I left a comment on a blog recently, I wrote it without thinking about how it might be read by others. It wasn't anything unkind or critical, just that I have not been to see a GP or any other kind of doctor for over 18 years, nor have my son or husband, my daughter was hospitalised with pneumonia in late 2015 but has not been to a doctor again since.
We forget that our ordinary lives might be extraordinary to others, particularly when our experiences do not mirror the norm. It did not seem unusual to me as I wrote that comment, but when I actually gave it some thought I realised it is.
Our lack of doctor visits does not mean we haven't been ill just not ill enough to warrant a visit. I will admit I have a distrust of doctors so am unlikely to be reaching for my phone to book an appointment and more likely to be doing some research.
In my twenties I was diagnosed, after a barrage of tests which went on for a number of years, with Crohn's disease. If you have not heard of this it is a chronic condition effecting the digestinal tract my symptoms were in the large intestine. It floored me for a couple of years restricting my ability to do much physical activity. Being so young I was frustrated by an illness that was preventing me from doing the activities I loved which required a level of energy that I often struggled to achieve. I couldn't bear the thought of that being my life, for, well, the rest of my life.
This was in the days before the internet and google doctor.

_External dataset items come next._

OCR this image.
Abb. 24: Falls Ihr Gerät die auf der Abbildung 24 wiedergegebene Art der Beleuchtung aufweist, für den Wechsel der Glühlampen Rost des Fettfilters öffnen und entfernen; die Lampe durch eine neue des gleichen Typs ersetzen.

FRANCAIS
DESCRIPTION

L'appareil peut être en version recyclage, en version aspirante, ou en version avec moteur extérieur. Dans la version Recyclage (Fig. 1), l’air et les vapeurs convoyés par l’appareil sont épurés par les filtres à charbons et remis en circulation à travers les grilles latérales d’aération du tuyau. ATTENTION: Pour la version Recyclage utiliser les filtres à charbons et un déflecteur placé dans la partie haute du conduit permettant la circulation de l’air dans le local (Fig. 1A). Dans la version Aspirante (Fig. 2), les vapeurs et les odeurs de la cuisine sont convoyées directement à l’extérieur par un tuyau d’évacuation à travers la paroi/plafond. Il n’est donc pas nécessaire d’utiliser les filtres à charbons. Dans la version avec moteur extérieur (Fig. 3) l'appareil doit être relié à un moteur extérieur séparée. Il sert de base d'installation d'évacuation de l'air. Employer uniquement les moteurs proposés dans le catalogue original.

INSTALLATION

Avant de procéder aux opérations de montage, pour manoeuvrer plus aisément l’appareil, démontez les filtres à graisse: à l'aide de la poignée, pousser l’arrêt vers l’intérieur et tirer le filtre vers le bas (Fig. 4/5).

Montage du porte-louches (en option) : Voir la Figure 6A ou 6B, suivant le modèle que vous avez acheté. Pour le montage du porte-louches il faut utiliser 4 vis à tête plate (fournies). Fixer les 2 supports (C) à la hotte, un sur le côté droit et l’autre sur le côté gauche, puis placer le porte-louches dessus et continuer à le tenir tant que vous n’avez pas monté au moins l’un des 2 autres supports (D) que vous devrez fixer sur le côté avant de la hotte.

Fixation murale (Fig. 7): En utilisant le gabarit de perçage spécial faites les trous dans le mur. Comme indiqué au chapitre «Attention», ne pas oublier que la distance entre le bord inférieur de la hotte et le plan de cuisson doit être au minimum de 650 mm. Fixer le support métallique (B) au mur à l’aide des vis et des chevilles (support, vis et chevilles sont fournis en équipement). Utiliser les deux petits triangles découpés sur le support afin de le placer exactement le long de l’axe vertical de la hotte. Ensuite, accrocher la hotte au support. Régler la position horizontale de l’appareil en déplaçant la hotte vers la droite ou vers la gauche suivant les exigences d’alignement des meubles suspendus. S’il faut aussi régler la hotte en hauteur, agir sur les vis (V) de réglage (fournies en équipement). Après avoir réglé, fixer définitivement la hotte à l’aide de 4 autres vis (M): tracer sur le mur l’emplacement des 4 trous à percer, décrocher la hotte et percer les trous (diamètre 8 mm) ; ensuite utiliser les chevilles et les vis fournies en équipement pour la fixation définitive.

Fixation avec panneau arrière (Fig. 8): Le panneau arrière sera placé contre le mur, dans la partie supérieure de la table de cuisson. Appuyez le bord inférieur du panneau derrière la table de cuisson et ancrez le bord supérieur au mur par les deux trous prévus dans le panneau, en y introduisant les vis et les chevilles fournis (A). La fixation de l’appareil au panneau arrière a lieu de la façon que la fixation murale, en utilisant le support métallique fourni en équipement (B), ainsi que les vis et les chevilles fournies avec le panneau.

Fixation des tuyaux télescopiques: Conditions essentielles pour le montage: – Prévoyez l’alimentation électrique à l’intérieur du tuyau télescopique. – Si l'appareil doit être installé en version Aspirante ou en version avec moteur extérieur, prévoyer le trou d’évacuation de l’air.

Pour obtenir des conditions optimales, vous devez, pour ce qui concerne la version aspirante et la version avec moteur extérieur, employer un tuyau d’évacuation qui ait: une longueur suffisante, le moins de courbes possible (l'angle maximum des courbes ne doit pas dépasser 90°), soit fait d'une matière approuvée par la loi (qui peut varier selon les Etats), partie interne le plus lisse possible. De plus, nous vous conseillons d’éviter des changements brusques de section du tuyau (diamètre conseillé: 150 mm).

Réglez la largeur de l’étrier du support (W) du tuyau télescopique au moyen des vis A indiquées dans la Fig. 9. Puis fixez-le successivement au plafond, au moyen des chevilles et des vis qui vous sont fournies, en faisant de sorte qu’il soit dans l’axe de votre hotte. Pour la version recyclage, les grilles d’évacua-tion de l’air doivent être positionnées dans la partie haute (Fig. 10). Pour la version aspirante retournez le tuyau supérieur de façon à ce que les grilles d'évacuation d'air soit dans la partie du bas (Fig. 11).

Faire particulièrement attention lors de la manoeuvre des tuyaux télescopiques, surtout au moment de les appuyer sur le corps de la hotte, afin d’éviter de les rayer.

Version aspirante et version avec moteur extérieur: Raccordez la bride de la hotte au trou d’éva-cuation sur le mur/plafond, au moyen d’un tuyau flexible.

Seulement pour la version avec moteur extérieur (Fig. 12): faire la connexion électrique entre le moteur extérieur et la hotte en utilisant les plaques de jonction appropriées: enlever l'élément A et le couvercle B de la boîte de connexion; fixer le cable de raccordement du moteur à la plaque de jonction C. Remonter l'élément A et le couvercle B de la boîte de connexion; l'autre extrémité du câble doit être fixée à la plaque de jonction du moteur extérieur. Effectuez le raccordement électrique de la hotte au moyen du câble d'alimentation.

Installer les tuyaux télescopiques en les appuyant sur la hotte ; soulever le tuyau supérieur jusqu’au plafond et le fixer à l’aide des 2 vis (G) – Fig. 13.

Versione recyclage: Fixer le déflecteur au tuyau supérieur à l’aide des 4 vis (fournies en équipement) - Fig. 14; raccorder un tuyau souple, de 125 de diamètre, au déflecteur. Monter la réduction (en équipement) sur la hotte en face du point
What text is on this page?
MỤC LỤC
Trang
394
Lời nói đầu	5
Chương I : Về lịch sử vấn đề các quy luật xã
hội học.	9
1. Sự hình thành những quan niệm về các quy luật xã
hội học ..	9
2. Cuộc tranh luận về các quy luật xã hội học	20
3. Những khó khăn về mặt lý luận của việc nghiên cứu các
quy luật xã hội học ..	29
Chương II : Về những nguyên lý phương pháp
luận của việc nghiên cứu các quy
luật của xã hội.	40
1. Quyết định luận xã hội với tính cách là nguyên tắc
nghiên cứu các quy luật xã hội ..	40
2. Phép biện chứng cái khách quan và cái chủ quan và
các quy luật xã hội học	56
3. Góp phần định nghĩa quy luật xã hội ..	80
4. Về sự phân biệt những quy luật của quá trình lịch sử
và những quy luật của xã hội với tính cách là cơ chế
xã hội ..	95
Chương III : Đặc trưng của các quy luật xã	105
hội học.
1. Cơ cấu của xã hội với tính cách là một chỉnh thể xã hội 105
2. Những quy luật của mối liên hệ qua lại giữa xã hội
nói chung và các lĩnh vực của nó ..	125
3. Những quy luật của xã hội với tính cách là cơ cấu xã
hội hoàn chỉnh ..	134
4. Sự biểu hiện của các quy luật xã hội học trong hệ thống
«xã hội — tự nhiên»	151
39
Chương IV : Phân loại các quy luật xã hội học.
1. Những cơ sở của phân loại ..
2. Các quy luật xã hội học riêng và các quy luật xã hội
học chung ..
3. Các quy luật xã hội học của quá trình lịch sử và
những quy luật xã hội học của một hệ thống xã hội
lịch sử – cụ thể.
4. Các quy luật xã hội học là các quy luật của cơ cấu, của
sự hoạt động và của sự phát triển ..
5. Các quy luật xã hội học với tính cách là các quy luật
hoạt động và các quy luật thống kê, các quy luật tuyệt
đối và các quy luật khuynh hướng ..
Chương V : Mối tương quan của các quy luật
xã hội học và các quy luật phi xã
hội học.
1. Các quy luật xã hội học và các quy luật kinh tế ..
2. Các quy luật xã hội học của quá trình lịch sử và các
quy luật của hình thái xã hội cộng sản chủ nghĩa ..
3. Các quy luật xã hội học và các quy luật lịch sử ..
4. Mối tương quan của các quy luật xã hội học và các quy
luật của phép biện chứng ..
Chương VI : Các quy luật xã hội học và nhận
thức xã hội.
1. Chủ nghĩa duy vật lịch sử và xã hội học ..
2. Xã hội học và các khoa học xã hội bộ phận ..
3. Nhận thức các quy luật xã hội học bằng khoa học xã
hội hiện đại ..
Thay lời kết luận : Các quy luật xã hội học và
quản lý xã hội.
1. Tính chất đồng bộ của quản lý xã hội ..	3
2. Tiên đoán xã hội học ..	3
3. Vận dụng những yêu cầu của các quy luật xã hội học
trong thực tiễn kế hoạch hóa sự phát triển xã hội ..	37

I had to accept my fate and just get on with it and I largely did until I had a seemly new set of symptoms which put me back in the GP waiting room. This time it wasn't Crohn's it was the medication I was taking to manage it, they were slowly destroying my liver. To say I was devastated was an understatement. More tablets to support my liver? That is the road I could have gone down but I didn't. I stopped with that GPs support. I perhaps should say that at this stage of my life I was moving around a lot working contracts that lasted about 9-12 months, I moved to new GP practices too. In hindsight this was beneficial as I got lots of different opinions. The GP that supported me to stop had not been the one to put me on the medication, she was stopping, in the first place.

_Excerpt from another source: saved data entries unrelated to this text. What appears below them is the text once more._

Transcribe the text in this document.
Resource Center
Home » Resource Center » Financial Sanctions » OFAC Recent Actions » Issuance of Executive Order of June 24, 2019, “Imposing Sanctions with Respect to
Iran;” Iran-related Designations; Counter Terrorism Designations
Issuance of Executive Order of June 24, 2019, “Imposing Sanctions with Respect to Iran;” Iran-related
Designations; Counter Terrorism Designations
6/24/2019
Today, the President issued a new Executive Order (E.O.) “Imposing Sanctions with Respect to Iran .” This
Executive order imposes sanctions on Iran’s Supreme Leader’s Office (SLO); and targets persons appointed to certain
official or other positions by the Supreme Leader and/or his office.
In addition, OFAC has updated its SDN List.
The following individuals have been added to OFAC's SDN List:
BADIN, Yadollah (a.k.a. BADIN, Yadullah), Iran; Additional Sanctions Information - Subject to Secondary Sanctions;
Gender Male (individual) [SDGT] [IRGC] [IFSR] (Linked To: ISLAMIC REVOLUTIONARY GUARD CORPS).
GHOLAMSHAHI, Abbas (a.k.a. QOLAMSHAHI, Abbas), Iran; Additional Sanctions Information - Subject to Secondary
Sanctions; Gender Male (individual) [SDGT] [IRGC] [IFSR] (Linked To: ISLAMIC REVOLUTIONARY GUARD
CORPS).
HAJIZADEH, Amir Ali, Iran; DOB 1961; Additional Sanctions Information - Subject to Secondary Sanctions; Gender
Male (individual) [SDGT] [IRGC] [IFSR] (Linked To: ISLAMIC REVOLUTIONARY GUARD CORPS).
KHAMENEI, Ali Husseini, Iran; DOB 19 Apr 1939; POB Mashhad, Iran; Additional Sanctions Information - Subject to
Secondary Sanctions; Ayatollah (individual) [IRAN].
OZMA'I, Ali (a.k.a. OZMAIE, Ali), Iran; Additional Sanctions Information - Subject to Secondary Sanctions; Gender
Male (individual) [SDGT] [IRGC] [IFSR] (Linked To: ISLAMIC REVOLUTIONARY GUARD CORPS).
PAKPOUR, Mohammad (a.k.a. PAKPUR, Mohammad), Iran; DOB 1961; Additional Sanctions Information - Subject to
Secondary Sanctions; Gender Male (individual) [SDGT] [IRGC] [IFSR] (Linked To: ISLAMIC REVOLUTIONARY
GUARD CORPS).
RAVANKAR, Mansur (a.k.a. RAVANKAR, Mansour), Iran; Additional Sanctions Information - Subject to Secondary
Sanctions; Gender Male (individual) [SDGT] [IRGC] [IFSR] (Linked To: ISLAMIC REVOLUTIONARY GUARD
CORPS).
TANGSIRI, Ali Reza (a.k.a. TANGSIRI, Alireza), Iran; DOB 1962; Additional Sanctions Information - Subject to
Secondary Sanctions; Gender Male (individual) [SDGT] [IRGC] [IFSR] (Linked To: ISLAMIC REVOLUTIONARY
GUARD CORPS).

She also sowed a seed, there were alternatives. I didn't venture down that road for a few more years. I stumbled on in the way you do when you are young, largely ignoring and accepting the symptoms I had. They were not as bad as for some, I functioned in a job that required high energy levels and had a discomfort every time I ate that I had gotten used to. I questioned this discomfort with a specialist, could my symptoms be related to what I ate. The answer was not what I expected, Crohn's is nothing to do with what you eat, this was 1996 that may not be what you would be told now.

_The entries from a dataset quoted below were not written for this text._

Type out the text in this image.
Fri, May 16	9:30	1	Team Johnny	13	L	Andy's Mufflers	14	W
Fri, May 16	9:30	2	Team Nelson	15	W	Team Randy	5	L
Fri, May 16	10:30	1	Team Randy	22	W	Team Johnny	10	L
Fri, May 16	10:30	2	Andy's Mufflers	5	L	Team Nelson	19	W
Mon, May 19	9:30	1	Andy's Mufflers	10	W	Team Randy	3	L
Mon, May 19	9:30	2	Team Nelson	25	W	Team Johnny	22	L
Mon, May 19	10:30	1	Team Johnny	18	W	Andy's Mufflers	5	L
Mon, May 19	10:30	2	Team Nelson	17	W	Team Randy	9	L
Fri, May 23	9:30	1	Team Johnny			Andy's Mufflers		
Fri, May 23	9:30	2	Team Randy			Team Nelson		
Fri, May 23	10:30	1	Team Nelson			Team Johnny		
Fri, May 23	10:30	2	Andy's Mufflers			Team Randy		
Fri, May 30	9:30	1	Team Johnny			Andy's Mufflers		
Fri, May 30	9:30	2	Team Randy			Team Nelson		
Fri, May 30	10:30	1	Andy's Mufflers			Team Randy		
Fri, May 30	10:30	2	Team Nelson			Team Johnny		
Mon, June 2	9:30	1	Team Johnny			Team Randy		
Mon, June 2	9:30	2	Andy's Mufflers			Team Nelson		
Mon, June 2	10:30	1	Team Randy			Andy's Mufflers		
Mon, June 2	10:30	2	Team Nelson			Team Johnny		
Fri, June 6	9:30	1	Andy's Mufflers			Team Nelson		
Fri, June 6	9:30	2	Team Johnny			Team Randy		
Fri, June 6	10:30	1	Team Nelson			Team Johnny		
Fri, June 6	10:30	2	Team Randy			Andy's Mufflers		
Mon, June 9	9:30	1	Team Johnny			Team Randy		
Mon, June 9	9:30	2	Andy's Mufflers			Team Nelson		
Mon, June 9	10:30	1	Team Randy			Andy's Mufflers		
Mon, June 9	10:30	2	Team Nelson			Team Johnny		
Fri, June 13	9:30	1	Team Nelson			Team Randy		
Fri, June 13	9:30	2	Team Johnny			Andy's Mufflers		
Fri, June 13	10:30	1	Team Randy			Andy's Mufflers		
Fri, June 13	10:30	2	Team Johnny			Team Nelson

Nowadays I am symptom free and have been for nearly 20 years. I restricted my diet for a number of years to manage this until I realised that was a different kind of managing things. I did a mountain of research and changed my diet again, restricting my intake of a few foods (wheat and refined sugar were two of them) to see if I could reset things. Thankfully it worked, with the exception of coffee which I absolutely cannot touch and tea which doesn't make me feel great, I can eat anything now.
I am grateful each and every day that my health is good, that I don't need to visit the doctor from one year to the next. An unexpected consequence, is that by taking responsibility rather than handing that over to someone else, I feel far more in tune with my body. I am not for one minute suggesting that everyone can and should do this, it has been a slow considered process over a number of years and I am so grateful it has worked for me and had a really positive outcome.
The last time I set foot in my doctors surgery I was there to see the nurse for a routine blood test as part of my continuing management of Crohn's. I caught flu as a result of that visit. I went in healthy. I have never been back. I have reach age milestones and I get calls inviting me for appointments which I turn down, they are not compulsory and I was not given a reason for attending other than the surgery gets paid for each patient they test.
And no other illness since, I have yet to have Covid. That could be down to a number of things. We eat healthily and in season, a lot of our food is organic. I don't have any refined sugar in my diet. Or house is relatively chemical free we don't use any products with artificial scents, make most of our cleaning products. We do lots of activities that are keep us active. I take rest when I need it. I sleep well, most of the time, the odd blip here and there is not the norm. I reach for herbs when I feel something is 'not right' researching when I don't have the answer to hand.
I have worked really hard on my mental health processing many of the things that have effected me over the years, slowly making sense of them and moving to a place of acceptance from one of resistance and denial. The connection between physical and mental health and the effect the latter can have on the former is something I am reading and hearing about more often but it is far from mainstream yet.
Is it all of these things, some of these or none of these? Who knows? What I do know is that I have worked really hard to be blessed with the good health and I plan to keep it that way for as long as I can.